音声ブラウザご使用の方向け: ナビメニューを飛ばして本文へ ナビメニューへ

難聴者と介護保険

大上清・山口武彦

 難聴という障害は大変分かりにくい障害であって、それ故に社会的な理解の不足やアセスメント(影響評価)の不十分さが介護保険の認定から受給の全体系にわたっても影響している。
 ひとの聴力は30歳から衰えはじめ、50歳位でテレビが聞きとりにくくなる人が増え、70歳では約半分の人に何らかの難聴があると言われている。
 平成11年の総理府人口統計推計によると、65歳以上の人口は2118万人(人口の14.6%)であり、仮にその30%が40デシベルの難聴であると考えるならば、難聴者は660万人になる。介護保険サービス受給者の3分の1が何らかの難聴であると考えるなら、介護保険で難聴者への理解が不足していることは、ゆゆしき問題と言わなければならない。
 介護保険の訪問調査では日常生活動作に重点が置かれており、痴呆老人などの介護実態が反映しにくいと言われているが、聴覚障害者についても同様に、聞こえにくいことに伴う生活上の困難さが全く評価されていない。「1人で薬が飲めますか」の設問では、体がマヒしていて飲めない場合と同じように、情報が入らないために、飲み方が分からず1人で放っておけないというケースも、同じく飲めないケースなのだが処遇面では見捨てられている。
 訪問調査項目で、聴力が「普通」「普通の声がやっと聞き取れる」「かなり大きな声なら何とか聞き取れる」などの設問についても、聞こえ方には調査者によってかなりの開きがあり、簡単に回答の出る設問項目ではない。周りの静けさ、設問の内容、調査者の話し方や声などによって聞こえたり聞こえなかったりするわけで、認定審査会の委員やケアプラン作成者にも、補聴器や聴覚障害者についての知識が相当なければ正確な認定や介護はできない。
 介護保険関係者の研修カリキュラムに聴覚障害者の特性などを含めなければならないし、同じく施設の職員やホームヘルパーにも知識が必要であるが、現状は不十分である。静かな環境でゆっくりと話しかけること、補聴器は耳元で話さないと効果が落ちること、高齢施設には磁気ループや字幕テレビ受信機が必要などの知識をどれだけの人がもっているだろうかという気がする。
 訪問調査の時に要約筆記や手話を付けて難聴者の被保険者に内容が伝わるように、聞こえの保障を私たちは求めてきた。
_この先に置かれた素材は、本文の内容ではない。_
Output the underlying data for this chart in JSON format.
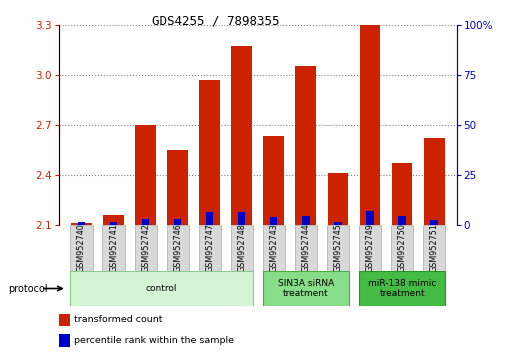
{
  "title": "GDS4255 / 7898355",
  "samples": [
    "GSM952740",
    "GSM952741",
    "GSM952742",
    "GSM952746",
    "GSM952747",
    "GSM952748",
    "GSM952743",
    "GSM952744",
    "GSM952745",
    "GSM952749",
    "GSM952750",
    "GSM952751"
  ],
  "red_values": [
    2.11,
    2.16,
    2.7,
    2.55,
    2.97,
    3.17,
    2.63,
    3.05,
    2.41,
    3.3,
    2.47,
    2.62
  ],
  "blue_values": [
    2.115,
    2.115,
    2.135,
    2.135,
    2.175,
    2.175,
    2.145,
    2.155,
    2.115,
    2.185,
    2.155,
    2.13
  ],
  "baseline": 2.1,
  "ylim_left": [
    2.1,
    3.3
  ],
  "yticks_left": [
    2.1,
    2.4,
    2.7,
    3.0,
    3.3
  ],
  "ylim_right": [
    0,
    100
  ],
  "yticks_right": [
    0,
    25,
    50,
    75,
    100
  ],
  "yticklabels_right": [
    "0",
    "25",
    "50",
    "75",
    "100%"
  ],
  "bar_width": 0.65,
  "red_color": "#cc2200",
  "blue_color": "#0000cc",
  "groups": [
    {
      "label": "control",
      "start": 0,
      "end": 5,
      "color": "#d4f5d4",
      "edge_color": "#88cc88"
    },
    {
      "label": "SIN3A siRNA\ntreatment",
      "start": 6,
      "end": 8,
      "color": "#88dd88",
      "edge_color": "#44aa44"
    },
    {
      "label": "miR-138 mimic\ntreatment",
      "start": 9,
      "end": 11,
      "color": "#44bb44",
      "edge_color": "#229922"
    }
  ],
  "protocol_label": "protocol",
  "legend_items": [
    {
      "label": "transformed count",
      "color": "#cc2200"
    },
    {
      "label": "percentile rank within the sample",
      "color": "#0000cc"
    }
  ],
  "tick_color_left": "#cc2200",
  "tick_color_right": "#0000cc",
  "grid_color": "#000000",
  "grid_alpha": 0.5,
  "sample_box_color": "#d8d8d8",
  "sample_box_edge": "#aaaaaa"
}
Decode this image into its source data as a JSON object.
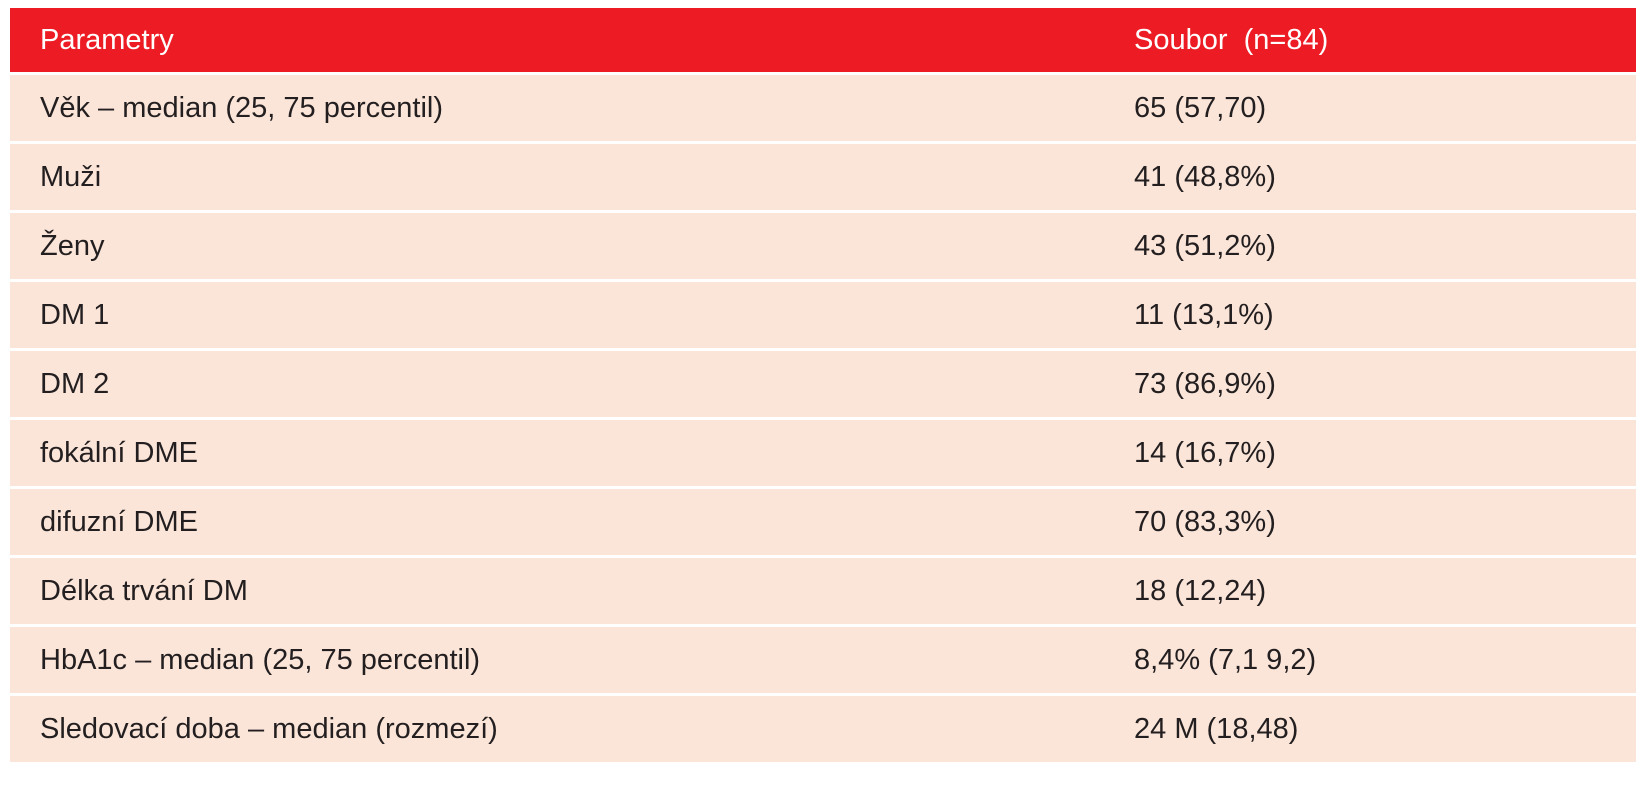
{
  "table": {
    "header": [
      "Parametry",
      "Soubor  (n=84)"
    ],
    "rows": [
      [
        "Věk – median (25, 75 percentil)",
        "65 (57,70)"
      ],
      [
        "Muži",
        "41 (48,8%)"
      ],
      [
        "Ženy",
        "43 (51,2%)"
      ],
      [
        "DM 1",
        "11 (13,1%)"
      ],
      [
        "DM 2",
        "73 (86,9%)"
      ],
      [
        "fokální DME",
        "14 (16,7%)"
      ],
      [
        "difuzní DME",
        "70 (83,3%)"
      ],
      [
        "Délka trvání DM",
        "18 (12,24)"
      ],
      [
        "HbA1c – median (25, 75 percentil)",
        "8,4% (7,1 9,2)"
      ],
      [
        "Sledovací doba – median (rozmezí)",
        "24 M (18,48)"
      ]
    ]
  }
}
多くの市町村では手話通訳の予算措置は取られたが、要約筆記については、一般の派遣制度でというところが多いと聞く。要約筆記の派遣予算は各地とも不足しており、多くの難聴対象者がいると予想される訪問調査に対して、とても付けられる余裕はない。
 補聴器が介護保険で福祉機器として給付されるとの情報が、一時広められた。高齢者向けの操作のしやすい補聴器が開発されたりして、私たちは期待をしていたが、結局、介護保険の対象にはならなかったと聞いている。
 足の不自由な人に車いすが必要なのと同じく、聞こえにくい人には補聴器が準備されなければいけない。聞こえないということと、日常身体的な生活動作ができないということとの評価の仕方が不公平であると言わざるを得ない。
 サービスの受給においても問題がある。住み慣れたところで、住み慣れた人間関係の中で生活していきたいという要望はだれでも同じだが、環境が変わることへの不安は聴覚障害により倍増される。見知らぬ人の中で聴覚障害者として住みたくないし、会話のできないホームヘルパーに来てもらいたくないという気持ちをもちがちである。この結果、介護保険を利用しようという気持ちが損なわれる傾向がある。保険あって介護なしという状況が、聴覚障害によって加速されるのではないか。この点から考えると、同障のヘルパーや介護者のいる施設が望まれるが、各府県で開かれているヘルパー養成講座には要約筆記や手話通訳が付けられていないために難聴者は受講できず、同障のヘルパーが育たないという問題も生じている。
 健康保険料は公平に負担しながら、病院で聞こえの保障がないために受診が制約されているのと同じ不公平が、介護保険でも予想される。
 また、難聴者には障害を隠そうとする気持ちが働くために、調査の時に誤った返事をしてしまう可能性があり、結果として誤った認定になる可能性もある。聞こえないということは生活の質を大幅に低下させるだけでなく、リハビリなどに対する取り組み意欲を損なうことも多い。特養老人ホームでも他の入所者やヘルパーなどと楽しく語り合えないことは大きな苦痛になっていると思われる。しかし、高齢施設で聞こえない人への配慮はほとんど取られていない。テレビの前でほとんど寝ている入所者をよく見かけるが、これらのうちの何人かは耳が聞こえにくい人だと思う。介護保険の対象者に難聴者が多いことを重く受け止めなければならない。